Trust between members of the network was based on deep relationships. Many of the relationships between members of the 9/11 terrorist network were developed years before in the al Qaeda training camps in Afghanistan. This prior knowledge/experience allowed the communication between network members to operate at a high degree of sophistication. It also lowered the transaction costs of forming and operating the network. The downside to this trust requirement is that people with unique skills may not be included.
There was too much overlap between unique skill sets and leadership positions in the network. Examination of the network indicates that the trained pilots (a unique skill) were also the network leaders (identified by the number of connections). This overlap of skills/responsibilities made the network vulnerable. The reason for this is probably a combination of personal bias of Mohammed Atta when building this network and the requirement for an extreme level of commitment necessary to conduct a kamikaze operation.
The 9/11 terrorist network will likely serve as a model for future activities.
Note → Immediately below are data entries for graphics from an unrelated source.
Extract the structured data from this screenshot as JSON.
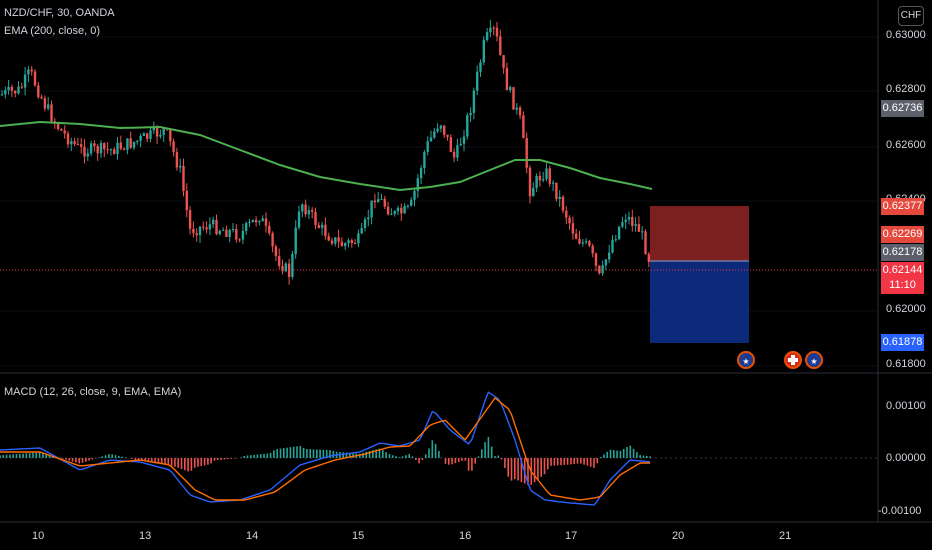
{
  "header": {
    "symbol_line": "NZD/CHF, 30, OANDA",
    "ema_line": "EMA (200, close, 0)",
    "macd_line": "MACD (12, 26, close, 9, EMA, EMA)",
    "currency_button": "CHF"
  },
  "price_axis": {
    "ticks": [
      "0.63000",
      "0.62800",
      "0.62600",
      "0.62400",
      "0.62000",
      "0.61800"
    ],
    "badges": [
      {
        "label": "0.62736",
        "color": "#5d606b"
      },
      {
        "label": "0.62377",
        "color": "#e5483c"
      },
      {
        "label": "0.62269",
        "color": "#e5483c"
      },
      {
        "label": "0.62178",
        "color": "#5d606b"
      },
      {
        "label": "0.62144",
        "color": "#f23645"
      },
      {
        "label": "11:10",
        "color": "#f23645"
      },
      {
        "label": "0.61878",
        "color": "#2962ff"
      }
    ]
  },
  "macd_axis": {
    "ticks": [
      "0.00100",
      "0.00000",
      "-0.00100"
    ]
  },
  "time_axis": {
    "ticks": [
      "10",
      "13",
      "14",
      "15",
      "16",
      "17",
      "20",
      "21"
    ]
  },
  "colors": {
    "up": "#26a69a",
    "down": "#ef5350",
    "ema": "#4caf50",
    "macd": "#2962ff",
    "signal": "#ff6d00",
    "stop_zone": "#7b1f1f",
    "target_zone": "#0d2a7a"
  },
  "events": [
    {
      "icon": "new-zealand-flag-icon"
    },
    {
      "icon": "switzerland-flag-icon"
    },
    {
      "icon": "new-zealand-flag-icon"
    }
  ]
}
Here’s what can be applied to future counter-terrorist efforts:
Expect these operational networks to be run by relative unknowns. Osama bin Laden, nor many of his top aides, were not a direct part of the network map. Osama’s absence indicates that he has a “hands-off” management style. He does not micromanage. The network structure indicates that projects sponsored by al Qaeda are operated like independent businesses that acquire their own resources, do their own planning, and execute their plans without reference to senior authority. This is further support for the idea that bin Laden is operating a venture capital incubator model of terrorism. This also implies that Osama’s removal will likely not have any measurable impact since al Qaeda’s operations are run by entrepreneurs over the period of years.
Assassination of a single network leader will not work. Despite the concentration of leadership and unique skills in Mohammed Atta, his assassination would not have prevented the operation. A second emergent leader with a high degree of connectivity was present: Marwan al-Shehhi. If Atta was removed, his loss would have eliminated one cell from the operational team (he was a pilot) while leaving most of the network intact. In order to disrupt the network fully, multiple high flow targets must be taken out simultaneously in order to prevent the emergence of alternative leadership.
NOTE: There also is a high degree of dynamism in the network structure not captured by this analysis. This will be a topic of future analysis.
Strategic attacks are possible with a network of less than 70 people. The small size, and low cost, of the 9/11 terrorist network should give pause to all counter-terrorist planners. Given that an estimated 100,000 people trained in Afghanistan, the potential for replays of 9/11 style strategic attacks is very high. The key members of the 9/11 network relied on trust built on face-to-face meetings in the Afghanistan camps. This implies that the key to unraveling the entire network is to gain access to Osama’s list of people who trained in the camps (al Qaeda literally means “the database”).